Ian Bogost — respected ludologist, co-founder of Water
I see the varied terms as different ways of describing the same phenomenon. Each term helps us see some aspects more clearly and makes others harder to see. For that reason, there’s an argument to be made for keeping multiple terms in play rather than trying to figure out which one is best. If my words are useful, use them. If not, dump them.
I completely agree with Jenkins on this point. I started trying to find terms that straddled academia and industry and trying to figure out which ones already in existence were the best but ended up realising that the more the merrier. Each term denotes a particular lens into an idea, it doesn’t make it better or wrong, just different. There is specificity in diversity. Then onto ‘transmedia storytelling’. Jenkins responds to Bogost’s complaint about the narrativist approach as follows:
So, on the one hand, I would welcome Bogost’s efforts to broaden my term, “transmedia storytelling” towards something like “transmedia entertainment” or “transmedia authorship.” [NOTE: Bogost doesn’t suggest “entertainment”] It is certainly the case, as the passage above suggests, that narrative is simply one of a number of transmedia logics that are all expressive of the human condition. Perhaps I should have been clearer about this point in the book. I’ll take my lumps for that.
That said, I do think there’s an argument to be made for the centrality of narrative for understanding the specific examples used in the book — Star Wars, Harry Potter, and The Matrix. Just as one can argue that narrative may take a back seat to play mechanics, say, in our effort to understand how games work, most critics have argued that the American film industry has been driven from day one by the push to tell stories and that narrative imperatives dominate over all other factors in shaping the aesthetics of Hollywood entertainment. I could point you to a large body of literature which has made this point over and over. These particular worlds, then, were created for the purpose of generating stories. They may, as I have suggested, support multiple stories, they may also follow other logics and practices, but they are still part of a storytelling system.

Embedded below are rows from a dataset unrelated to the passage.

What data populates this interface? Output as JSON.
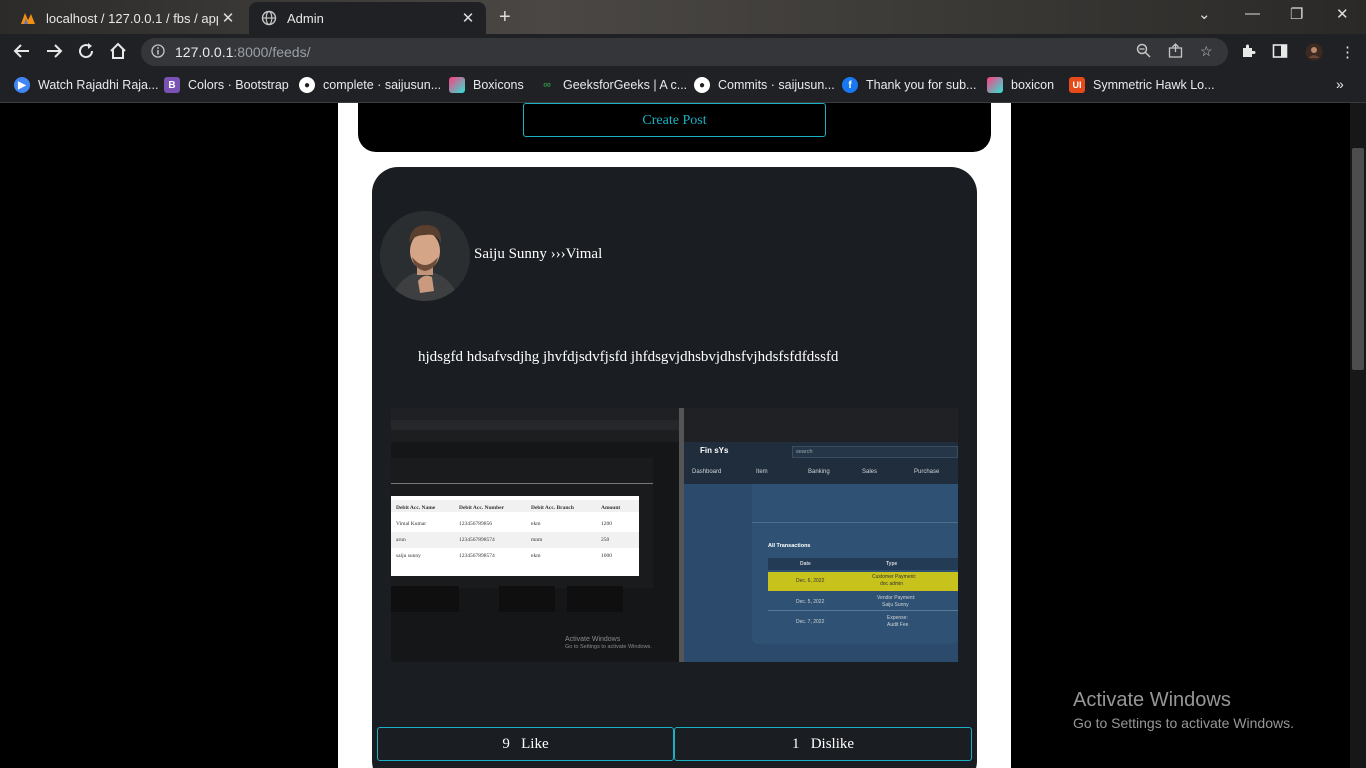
{
  "browser": {
    "tabs": [
      {
        "title": "localhost / 127.0.0.1 / fbs / app1",
        "active": false,
        "icon": "phpmyadmin-icon"
      },
      {
        "title": "Admin",
        "active": true,
        "icon": "globe-icon"
      }
    ],
    "url_host": "127.0.0.1",
    "url_path": ":8000/feeds/",
    "bookmarks": [
      {
        "label": "Watch Rajadhi Raja...",
        "icon": "play-icon",
        "color": "#4285f4"
      },
      {
        "label": "Colors · Bootstrap",
        "icon": "bootstrap-icon",
        "color": "#7952b3"
      },
      {
        "label": "complete · saijusun...",
        "icon": "github-icon",
        "color": "#ffffff"
      },
      {
        "label": "Boxicons",
        "icon": "boxicons-icon",
        "color": "#ff3c7f"
      },
      {
        "label": "GeeksforGeeks | A c...",
        "icon": "geeksforgeeks-icon",
        "color": "#2f8d46"
      },
      {
        "label": "Commits · saijusun...",
        "icon": "github-icon",
        "color": "#ffffff"
      },
      {
        "label": "Thank you for sub...",
        "icon": "facebook-icon",
        "color": "#1877f2"
      },
      {
        "label": "boxicon",
        "icon": "boxicons-icon",
        "color": "#ff3c7f"
      },
      {
        "label": "Symmetric Hawk Lo...",
        "icon": "ui-icon",
        "color": "#e64a19"
      }
    ]
  },
  "page": {
    "create_post_label": "Create Post",
    "post": {
      "author": "Saiju Sunny ›››Vimal",
      "text": "hjdsgfd hdsafvsdjhg jhvfdjsdvfjsfd jhfdsgvjdhsbvjdhsfvjhdsfsfdfdssfd",
      "likes": "9",
      "like_label": "Like",
      "dislikes": "1",
      "dislike_label": "Dislike",
      "image": {
        "table_headers": [
          "Debit Acc. Name",
          "Debit Acc. Number",
          "Debit Acc. Branch",
          "Amount"
        ],
        "table_rows": [
          [
            "Vimal Kumar",
            "123456789856",
            "ekm",
            "1200"
          ],
          [
            "arun",
            "1234567898574",
            "mnm",
            "250"
          ],
          [
            "saiju sunny",
            "1234567898574",
            "ekm",
            "1000"
          ]
        ],
        "app_name": "Fin sYs",
        "search_placeholder": "search",
        "menu": [
          "Dashboard",
          "Item",
          "Banking",
          "Sales",
          "Purchase"
        ],
        "section_title": "All Transactions",
        "tx_headers": [
          "Date",
          "Type"
        ],
        "transactions": [
          {
            "date": "Dec. 6, 2022",
            "type": "Customer Payment:",
            "sub": "doc admin"
          },
          {
            "date": "Dec. 5, 2022",
            "type": "Vendor Payment:",
            "sub": "Saiju Sunny"
          },
          {
            "date": "Dec. 7, 2022",
            "type": "Expense:",
            "sub": "Audit Fee"
          }
        ],
        "watermark_1": "Activate Windows",
        "watermark_2": "Go to Settings to activate Windows."
      }
    }
  },
  "os_watermark": {
    "line1": "Activate Windows",
    "line2": "Go to Settings to activate Windows."
  },
  "colors": {
    "accent": "#1ab1c4",
    "card_bg": "#1a1d22",
    "highlight_row": "#c8c21c"
  }
}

I am on Bogost’s side about this one. I started this blog and my thesis with the term “multi-channel storytelling” and then “cross-media storytelling”. I took out the storytelling and changed it to “entertainment” because “storytelling” was misleading. I not only look at stories and games, but I recognise in well-written cross-media forms have a high degree of both qualities. As one commentor on Jenkins’ blog noted, this area is defiantely a continuation of Aarseth’s ‘ergodics’. That is why am experimenting with terminology that is narrative- and ludic-agnostic in my research (my recent AOIR paper introduces the first set). Indeed, I’m clustering such a transdisciplinary approach into ‘transmodiology’. But back to ‘transmedia storytelling’. I should clarify the reason why I don’t call this blog transmedia entertainment. The reasons:
- I see it as Henry’s term and so don’t want to poach it;
- I use ‘transmedia’ to refer to a particular form, not all of them;
- I use cross-media to denote all the possible forms: adaptation, repurposing, transmedia, artistically-motivated franchises and so on.
That is why. Given the completely non-sensical (to me) use by industry of ‘cross-media’ to denote ‘digital media’, I think transmedia has alot more resonnance. [I’ve got alot to say about this and may do a post on that shortly too.] But as with the first point of this post — it doesn’t really matter that much. But must get back to Jenkins. He makes a great point about the urge to convergence without reason:
Right now, there’s a lot of uncritical excitement about convergence and extensions and this often clouds judgements. Not every story should be told across all media. Not every experience is enhanced by moving it between platforms. I would hope that the book gave us a vocabulary to push beyond celebrating convergence for convergence sake and begin to explore how convergence enriches or impoverishes our culture.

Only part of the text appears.